Cue a treble-winning campaign, with successes in the German league and cup allied to a 2-1 Champions League final success over Borussia Dortmund at Wembley. Back-to-back clean sheets against Barcelona in the semi-final had underlined, in Neuer’s own words, that he was “someone that can be relied upon”. It meant he ended his first two campaigns in the competition with Bayern with a total of ten clean sheets. And his development continued the following year with Germany’s World Cup triumph in Brazil, where he racked up four more shutouts.
He relates: “I gained a lot of experience from 2012 and 2013, from the success, and also the next stages because we had coaches who taught us a lot. I think the team developed too, which we also benefited from, and then the German national players became world champions. We had a lot of self-confidence. I was able to learn a lot from the good coaches and from my good team-mates and no one can take that experience away from you. That is why I can always play to the best of my ability, even in big games.”
If that was one golden chapter, another came in 2020 when he lifted the Champions League trophy again, with the Bayern team who defeated Paris Saint-Germain in the final in Lisbon.

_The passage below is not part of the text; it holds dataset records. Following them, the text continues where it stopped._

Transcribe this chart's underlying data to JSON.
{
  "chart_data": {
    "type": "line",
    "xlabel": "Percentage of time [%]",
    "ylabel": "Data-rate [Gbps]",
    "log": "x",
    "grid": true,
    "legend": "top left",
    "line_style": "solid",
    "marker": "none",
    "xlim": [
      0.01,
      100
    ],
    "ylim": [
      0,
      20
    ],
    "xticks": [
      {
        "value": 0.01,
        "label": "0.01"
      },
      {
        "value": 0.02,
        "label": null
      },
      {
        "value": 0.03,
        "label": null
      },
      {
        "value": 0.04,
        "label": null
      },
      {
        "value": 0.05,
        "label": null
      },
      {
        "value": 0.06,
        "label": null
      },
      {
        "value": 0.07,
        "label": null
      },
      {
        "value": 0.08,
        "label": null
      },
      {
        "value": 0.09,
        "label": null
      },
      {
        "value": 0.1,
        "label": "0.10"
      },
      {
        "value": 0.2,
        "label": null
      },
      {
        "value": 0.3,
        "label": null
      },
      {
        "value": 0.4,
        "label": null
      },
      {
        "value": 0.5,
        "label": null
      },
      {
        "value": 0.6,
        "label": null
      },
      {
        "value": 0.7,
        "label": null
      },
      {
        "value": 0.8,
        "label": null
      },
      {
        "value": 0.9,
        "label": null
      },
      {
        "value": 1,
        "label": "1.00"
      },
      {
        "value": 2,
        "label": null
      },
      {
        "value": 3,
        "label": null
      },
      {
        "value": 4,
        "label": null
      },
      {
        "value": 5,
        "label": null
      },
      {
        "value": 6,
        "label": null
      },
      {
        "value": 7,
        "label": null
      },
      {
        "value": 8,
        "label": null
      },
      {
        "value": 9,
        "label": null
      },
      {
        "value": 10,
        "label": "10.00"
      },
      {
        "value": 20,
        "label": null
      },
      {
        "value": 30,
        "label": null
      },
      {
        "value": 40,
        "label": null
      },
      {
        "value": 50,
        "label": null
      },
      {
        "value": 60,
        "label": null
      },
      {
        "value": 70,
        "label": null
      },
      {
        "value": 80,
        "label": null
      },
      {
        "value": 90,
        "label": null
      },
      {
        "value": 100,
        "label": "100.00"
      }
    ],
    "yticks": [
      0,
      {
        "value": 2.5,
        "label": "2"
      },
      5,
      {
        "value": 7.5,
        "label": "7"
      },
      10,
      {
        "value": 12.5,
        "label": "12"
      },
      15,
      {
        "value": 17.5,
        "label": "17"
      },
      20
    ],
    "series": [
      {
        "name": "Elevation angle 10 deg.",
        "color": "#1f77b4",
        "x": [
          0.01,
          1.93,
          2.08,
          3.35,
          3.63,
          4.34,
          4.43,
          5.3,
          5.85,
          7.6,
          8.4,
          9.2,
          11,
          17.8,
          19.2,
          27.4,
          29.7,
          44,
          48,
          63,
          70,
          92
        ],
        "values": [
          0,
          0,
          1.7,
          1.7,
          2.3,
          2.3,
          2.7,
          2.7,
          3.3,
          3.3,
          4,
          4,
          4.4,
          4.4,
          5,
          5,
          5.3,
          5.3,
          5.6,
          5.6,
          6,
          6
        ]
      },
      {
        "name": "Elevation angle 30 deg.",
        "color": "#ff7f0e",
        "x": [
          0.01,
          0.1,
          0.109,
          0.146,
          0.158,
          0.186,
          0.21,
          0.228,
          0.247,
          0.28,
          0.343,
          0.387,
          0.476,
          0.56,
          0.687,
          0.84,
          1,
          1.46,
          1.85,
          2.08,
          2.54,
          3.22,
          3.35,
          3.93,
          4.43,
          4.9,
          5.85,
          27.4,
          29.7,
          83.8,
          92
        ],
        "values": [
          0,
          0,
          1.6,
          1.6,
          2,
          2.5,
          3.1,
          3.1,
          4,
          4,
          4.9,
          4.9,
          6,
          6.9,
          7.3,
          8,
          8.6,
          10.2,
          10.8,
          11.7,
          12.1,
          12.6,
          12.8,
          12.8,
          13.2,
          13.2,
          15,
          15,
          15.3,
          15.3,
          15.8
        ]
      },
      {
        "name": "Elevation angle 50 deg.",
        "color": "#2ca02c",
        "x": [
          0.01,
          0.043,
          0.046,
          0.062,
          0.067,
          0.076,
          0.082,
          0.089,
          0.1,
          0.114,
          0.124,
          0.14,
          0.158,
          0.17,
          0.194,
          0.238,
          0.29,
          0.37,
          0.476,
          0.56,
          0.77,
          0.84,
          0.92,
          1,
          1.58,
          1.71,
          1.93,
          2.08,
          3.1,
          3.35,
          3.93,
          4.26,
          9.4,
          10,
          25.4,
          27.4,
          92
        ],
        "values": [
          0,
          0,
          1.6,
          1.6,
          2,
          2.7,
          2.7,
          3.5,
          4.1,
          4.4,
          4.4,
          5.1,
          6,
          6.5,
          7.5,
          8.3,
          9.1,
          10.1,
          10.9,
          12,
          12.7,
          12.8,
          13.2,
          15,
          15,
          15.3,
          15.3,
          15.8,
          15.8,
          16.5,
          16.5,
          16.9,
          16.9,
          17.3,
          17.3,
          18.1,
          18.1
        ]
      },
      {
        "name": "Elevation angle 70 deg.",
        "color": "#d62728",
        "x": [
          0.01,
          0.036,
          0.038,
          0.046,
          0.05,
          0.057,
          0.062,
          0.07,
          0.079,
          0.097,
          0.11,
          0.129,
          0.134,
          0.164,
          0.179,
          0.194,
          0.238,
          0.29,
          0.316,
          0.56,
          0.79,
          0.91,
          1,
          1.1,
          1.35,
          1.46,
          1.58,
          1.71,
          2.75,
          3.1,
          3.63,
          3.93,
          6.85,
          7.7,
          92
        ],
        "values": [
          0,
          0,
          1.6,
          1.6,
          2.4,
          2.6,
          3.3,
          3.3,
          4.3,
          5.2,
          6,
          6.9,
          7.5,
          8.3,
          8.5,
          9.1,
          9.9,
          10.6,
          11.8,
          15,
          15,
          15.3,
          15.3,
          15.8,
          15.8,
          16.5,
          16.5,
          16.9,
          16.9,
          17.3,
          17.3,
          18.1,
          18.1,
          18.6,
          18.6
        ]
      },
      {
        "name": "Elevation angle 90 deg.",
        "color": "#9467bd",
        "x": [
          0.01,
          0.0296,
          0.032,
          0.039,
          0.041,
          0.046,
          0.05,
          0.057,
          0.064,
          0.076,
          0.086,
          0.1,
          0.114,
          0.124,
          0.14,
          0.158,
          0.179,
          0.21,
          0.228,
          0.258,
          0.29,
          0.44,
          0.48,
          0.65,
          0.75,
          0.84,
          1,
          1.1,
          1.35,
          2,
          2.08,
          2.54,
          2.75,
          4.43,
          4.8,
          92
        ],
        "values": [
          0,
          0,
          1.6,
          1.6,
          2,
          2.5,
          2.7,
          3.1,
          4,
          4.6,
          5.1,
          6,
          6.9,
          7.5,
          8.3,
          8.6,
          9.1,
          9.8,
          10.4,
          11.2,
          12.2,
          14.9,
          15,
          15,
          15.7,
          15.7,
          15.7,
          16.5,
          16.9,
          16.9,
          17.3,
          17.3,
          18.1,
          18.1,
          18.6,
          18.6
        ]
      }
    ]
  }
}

That was the competition that concluded in empty stadiums in Portugal owing to the pandemic. “It meant a lot to me,” he remembers. “I think it was the best team performance that we put together for the club. It was a bit harder given the conditions that we had to play under during the coronavirus period. How we prepared, and the spirit and fitness we went into these games with... put simply, we earned that success. It wasn’t always clear that we would beat Paris in the end. We worked really hard to stay in the game and then Kingsley [Coman] made it 1-0.
“That was a team success and, unfortunately, you could not celebrate with the fans. That was the downside, that we won the Champions League in Lisbon, which of course meant just as much to us, but it would have been even better if the spectators had been there.”
Neuer, for the record, registered clean sheets in both the one-off semi-final against Lyon and then that final versus Paris. His enduring excellence has been on display this season too, since his return from injury – with four shutouts in seven outings up to the semi-final stage.
It would be no surprise if the first of those, clean sheet no55 of his Champions League career at home to Copenhagen on 29 November, had felt especially sweet, coming 421 days after the previous one against Viktoria Plzeň on 4 October the previous year. If this takes us back to the difficulties – physical and mental – of his injury, he cites a silver lining.
“I think every break and every injury also has some good in it.